The Distributed Bloom Filter is a space-efficient, probabilistic data structure designed to perform more efficient set reconciliations in distributed systems. It guarantees eventual consistency of states between nodes in a system, while still keeping bloom filter sizes as compact as possible. The eventuality can be tweaked as desired, by tweaking the distributed bloom filter’s parameters. The scalability, as well as accuracy of the data structure is made possible by combining two novel ideas: The first idea introduces a new, computationally inexpensive way for populating bloom filters, making it possible to quickly compute new bloom filters when interacting with peers.
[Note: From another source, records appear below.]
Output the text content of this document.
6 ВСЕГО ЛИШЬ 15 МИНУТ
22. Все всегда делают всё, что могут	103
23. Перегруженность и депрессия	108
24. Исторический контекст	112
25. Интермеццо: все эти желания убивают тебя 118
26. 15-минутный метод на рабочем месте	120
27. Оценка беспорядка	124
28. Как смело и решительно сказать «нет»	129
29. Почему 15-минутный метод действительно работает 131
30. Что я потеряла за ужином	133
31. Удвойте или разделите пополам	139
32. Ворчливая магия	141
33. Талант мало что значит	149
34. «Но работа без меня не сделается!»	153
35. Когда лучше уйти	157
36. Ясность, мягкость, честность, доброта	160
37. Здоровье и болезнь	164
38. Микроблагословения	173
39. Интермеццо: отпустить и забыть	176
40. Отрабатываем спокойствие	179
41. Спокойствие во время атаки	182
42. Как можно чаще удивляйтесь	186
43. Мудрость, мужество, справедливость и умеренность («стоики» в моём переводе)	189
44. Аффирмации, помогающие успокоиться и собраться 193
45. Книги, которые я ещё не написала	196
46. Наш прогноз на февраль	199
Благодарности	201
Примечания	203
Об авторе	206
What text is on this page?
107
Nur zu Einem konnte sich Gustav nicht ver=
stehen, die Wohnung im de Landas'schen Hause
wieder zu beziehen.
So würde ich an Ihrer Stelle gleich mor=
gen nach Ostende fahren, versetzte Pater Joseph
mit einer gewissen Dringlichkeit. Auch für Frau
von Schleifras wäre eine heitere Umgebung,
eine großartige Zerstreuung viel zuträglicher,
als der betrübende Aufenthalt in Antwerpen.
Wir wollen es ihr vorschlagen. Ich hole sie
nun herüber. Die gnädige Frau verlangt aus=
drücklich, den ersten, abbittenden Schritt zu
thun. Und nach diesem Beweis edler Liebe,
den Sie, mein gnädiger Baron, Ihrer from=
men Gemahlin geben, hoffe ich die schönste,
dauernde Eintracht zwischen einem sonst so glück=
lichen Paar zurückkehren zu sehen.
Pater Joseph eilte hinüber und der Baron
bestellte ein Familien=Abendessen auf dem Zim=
The second idea introduces the concept of unique bloom filter mappings between peers. By applying these two simple ideas, one can achieve incredibly bandwidth-efficient set reconciliation in networks. Instead of trying to minimize the false positive rate of a single bloom filter, we use the unique bloom filter mappings to increase the probability for an element to propagate through a network. For more information on the distributed bloom filter, please refer to the original paper
To initiate a distributed bloom filter, we need to specify three parameters: n, fpr, and s. n is the number of elements that we want to insert into the distributed bloom filter, fpr is the false positive rate for our bloom filter, and s is an initial seed value that determines the bloom filter mapping. By specifying n and fpr, the DBF automatically determines the bloom filter size m and number of hash functions used k.
dbf := DBF.NewDbf(10, 0.5, []byte("seed"))
element := []byte("something")
dbf.Add(element)
go get github.com/labbloom/DBF